Words by: Jack Dawson
Well this was… uh… well…
Look, as a film critic it’s my job to be able to talk about movies, whether they were good, and why they did or didn’t work. But when a film is an adaptation, it can be kind of hard to separate it from the property it’s adapting, as well as the feedback from fans about elements of the adaptation. Fantastic Four was under attack from day one, and was never going to have much of a chance because of that.
But at the end of the day, the kindest thing I can say about it is that it’s the best Fantastic Four Movie we’ve seen so far.
Our story begins with prepubescent Reed Richards developing a primitive teleporter, a Teleporter that he will develop and improve upon until Franklin Storm takes notice at a Science Fair (yes, an experimental device that breaks physics is at a school science fair, just roll with it). Reed is conscripted to help develop a working large scale version that can teleport organic matter, and joins a team comprising of Susan Storm, Johnny Storm and a lovely young man named Victor Von Doom. Mistakes are made, alcohol is consumed, and everything goes to hell shortly afterwards.
To talk about this film, we need to talk about the source material. I won’t go into a huge rant, suffice to say that applying a down-to-earth and serious tone to a comic book series about a team of Scientists who fight aliens and a Giant Purple Planet Eater who has a minion who surfs around the galaxy, was a poor choice. If you’re going to adapt that kind of series, you need to be totally unafraid and commit to the material utterly, instead of being afraid to say the title of your team.
It didn’t help that fans actively wanted this movie to fail. Yes I know that sounds contradictory, just hear me out.
Since Fox owns the rights to the Fantastic Four and X-Men trilogies, Marvel Studios can’t make any X-Men or Fantastic Four films that tie in to the MCU. However, recently Sony relented on the rights to Spiderman, which means Spidey gets to be in the next Captain America movie. So the thinking goes, if this movie that’s already taken significant departures from the source material fails, then Marvel gets the Fantastic Four movie rights back.
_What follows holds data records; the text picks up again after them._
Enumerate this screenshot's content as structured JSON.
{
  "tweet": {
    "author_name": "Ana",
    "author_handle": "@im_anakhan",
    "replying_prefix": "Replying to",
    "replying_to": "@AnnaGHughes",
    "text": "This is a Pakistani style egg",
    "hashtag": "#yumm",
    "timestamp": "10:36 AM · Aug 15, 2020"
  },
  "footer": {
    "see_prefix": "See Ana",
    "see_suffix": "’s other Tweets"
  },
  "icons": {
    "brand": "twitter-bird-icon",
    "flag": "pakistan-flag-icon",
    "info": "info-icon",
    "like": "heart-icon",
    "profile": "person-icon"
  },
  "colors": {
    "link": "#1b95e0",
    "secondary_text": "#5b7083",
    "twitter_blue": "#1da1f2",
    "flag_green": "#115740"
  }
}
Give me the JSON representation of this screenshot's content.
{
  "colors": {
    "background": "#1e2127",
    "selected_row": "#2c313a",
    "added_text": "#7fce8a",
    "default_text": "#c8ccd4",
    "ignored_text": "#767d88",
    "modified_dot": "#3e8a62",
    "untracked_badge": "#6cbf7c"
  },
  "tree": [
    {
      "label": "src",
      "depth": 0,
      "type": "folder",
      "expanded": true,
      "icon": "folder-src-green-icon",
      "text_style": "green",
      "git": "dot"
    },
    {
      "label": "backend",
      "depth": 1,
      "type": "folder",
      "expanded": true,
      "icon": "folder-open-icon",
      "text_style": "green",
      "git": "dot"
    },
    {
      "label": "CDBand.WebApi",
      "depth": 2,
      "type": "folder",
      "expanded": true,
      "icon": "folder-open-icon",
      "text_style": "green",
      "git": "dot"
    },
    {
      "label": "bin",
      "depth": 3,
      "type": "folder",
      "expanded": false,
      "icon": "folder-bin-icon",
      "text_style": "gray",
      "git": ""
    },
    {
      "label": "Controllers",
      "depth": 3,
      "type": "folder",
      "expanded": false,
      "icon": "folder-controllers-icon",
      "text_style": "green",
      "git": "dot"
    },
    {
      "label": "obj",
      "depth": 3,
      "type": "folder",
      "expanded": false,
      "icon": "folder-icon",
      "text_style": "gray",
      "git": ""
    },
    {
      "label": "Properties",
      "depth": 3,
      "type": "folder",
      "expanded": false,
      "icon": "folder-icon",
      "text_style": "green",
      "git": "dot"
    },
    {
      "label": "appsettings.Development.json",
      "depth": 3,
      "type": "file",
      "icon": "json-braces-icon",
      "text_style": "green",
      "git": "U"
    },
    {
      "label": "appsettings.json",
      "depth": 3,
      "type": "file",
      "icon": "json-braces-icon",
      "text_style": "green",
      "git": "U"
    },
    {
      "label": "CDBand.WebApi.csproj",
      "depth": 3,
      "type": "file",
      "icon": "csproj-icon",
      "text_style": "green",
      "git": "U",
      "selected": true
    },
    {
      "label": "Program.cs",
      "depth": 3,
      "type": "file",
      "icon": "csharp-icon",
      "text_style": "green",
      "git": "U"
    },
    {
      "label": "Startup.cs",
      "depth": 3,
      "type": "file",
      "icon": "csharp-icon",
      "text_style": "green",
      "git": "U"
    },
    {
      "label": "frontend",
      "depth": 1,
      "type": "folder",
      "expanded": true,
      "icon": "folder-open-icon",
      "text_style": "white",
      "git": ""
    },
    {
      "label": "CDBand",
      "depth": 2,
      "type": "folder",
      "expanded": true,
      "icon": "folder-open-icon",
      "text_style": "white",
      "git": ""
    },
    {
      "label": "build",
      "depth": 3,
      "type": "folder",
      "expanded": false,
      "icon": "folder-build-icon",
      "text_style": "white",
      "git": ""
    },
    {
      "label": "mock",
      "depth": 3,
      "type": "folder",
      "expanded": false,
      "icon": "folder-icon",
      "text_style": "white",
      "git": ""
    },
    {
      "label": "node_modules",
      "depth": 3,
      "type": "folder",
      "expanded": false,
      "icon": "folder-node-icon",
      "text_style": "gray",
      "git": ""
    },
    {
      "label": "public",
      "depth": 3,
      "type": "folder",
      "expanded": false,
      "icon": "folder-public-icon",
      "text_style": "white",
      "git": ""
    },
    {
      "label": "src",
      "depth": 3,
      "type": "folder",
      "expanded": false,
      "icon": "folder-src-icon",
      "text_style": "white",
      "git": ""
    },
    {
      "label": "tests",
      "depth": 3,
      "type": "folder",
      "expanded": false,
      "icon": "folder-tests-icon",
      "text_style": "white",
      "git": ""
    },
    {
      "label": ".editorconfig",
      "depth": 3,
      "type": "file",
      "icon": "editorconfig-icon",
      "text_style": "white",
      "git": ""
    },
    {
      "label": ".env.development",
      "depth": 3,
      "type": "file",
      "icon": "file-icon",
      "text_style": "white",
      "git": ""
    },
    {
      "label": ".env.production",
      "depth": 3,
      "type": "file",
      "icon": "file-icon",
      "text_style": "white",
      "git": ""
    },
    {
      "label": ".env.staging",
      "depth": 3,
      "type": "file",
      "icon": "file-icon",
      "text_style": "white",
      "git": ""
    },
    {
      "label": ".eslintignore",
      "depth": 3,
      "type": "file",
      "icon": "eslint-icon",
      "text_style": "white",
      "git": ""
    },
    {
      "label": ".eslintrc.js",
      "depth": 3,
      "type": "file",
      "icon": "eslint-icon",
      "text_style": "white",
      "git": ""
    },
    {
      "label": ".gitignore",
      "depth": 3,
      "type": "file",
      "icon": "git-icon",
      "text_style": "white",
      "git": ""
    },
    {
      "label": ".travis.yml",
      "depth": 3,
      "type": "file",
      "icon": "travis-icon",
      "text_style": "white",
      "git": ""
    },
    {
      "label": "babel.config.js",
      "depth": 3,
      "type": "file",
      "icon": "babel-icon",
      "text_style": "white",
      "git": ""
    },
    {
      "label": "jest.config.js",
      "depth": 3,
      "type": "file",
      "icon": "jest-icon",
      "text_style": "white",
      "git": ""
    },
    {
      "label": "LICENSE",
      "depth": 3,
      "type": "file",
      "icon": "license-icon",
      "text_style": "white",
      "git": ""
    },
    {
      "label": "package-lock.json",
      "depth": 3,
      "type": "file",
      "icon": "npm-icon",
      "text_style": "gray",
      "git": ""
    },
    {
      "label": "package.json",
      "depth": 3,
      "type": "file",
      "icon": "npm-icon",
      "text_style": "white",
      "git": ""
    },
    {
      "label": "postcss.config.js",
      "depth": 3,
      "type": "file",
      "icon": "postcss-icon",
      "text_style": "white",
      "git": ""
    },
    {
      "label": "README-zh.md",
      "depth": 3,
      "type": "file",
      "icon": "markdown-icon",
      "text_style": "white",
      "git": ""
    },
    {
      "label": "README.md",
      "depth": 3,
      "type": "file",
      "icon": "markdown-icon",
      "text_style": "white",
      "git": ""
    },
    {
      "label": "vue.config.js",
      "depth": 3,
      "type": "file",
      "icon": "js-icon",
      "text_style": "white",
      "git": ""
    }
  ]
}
And after seeing this film, that sounds like a good idea.
But enough about the film’s background, what about the film itself?
Well, it’s not very good. But, I didn’t actually hate it.
The film really is all over the map when it comes to tone, the settings are too insular for us to care about the outside world, and some of the special effects are actually quite terrible for the money that was thrown at them. The final act comes out of nowhere, and there’s a lot of lines that should have either been rewritten or cut all together. And I can only imagine how enraging this is for fans of the original property, to see a film come out that seems to actively despise its inspiration.
Fantastic Four can’t even nab a cameo from Stan Lee, and that is never a good sign for a Marvel movie.
But there were aspects I actually enjoyed. I liked the almost Croenburg-like reveal of their powers, and I appreciated the time given for the different characters to grow and get to know one another. I even liked Von Doom, who was at least somewhat close to his bombastic portrayal in the comics.
All in all I’m surprised at my muted dislike of this movie, but considering the prior reaction of fans and the ambition present, it’s kind of hard to see this movie as anything but an underdog.
But at the end of the day, I can’t recommend you go see this movie.
If you’re not familiar with the source material, you probably won’t care about these characters very much, and if you are familiar with the source material, you’ll probably hate what’s happened to these characters.
All in all, I’m still not sure how to feel about this movie. It doesn’t commit any truly unforgiveable sins, and it’s actually got a lot of good things going for it. But the tone is just completely wrong, and at times its’ embarrassment from being about Superheroes makes Fantastic Four feel like a movie from ten years ago. I appreciate the new direction taken by the film makers, but perhaps it’s time for Marvel to save the day.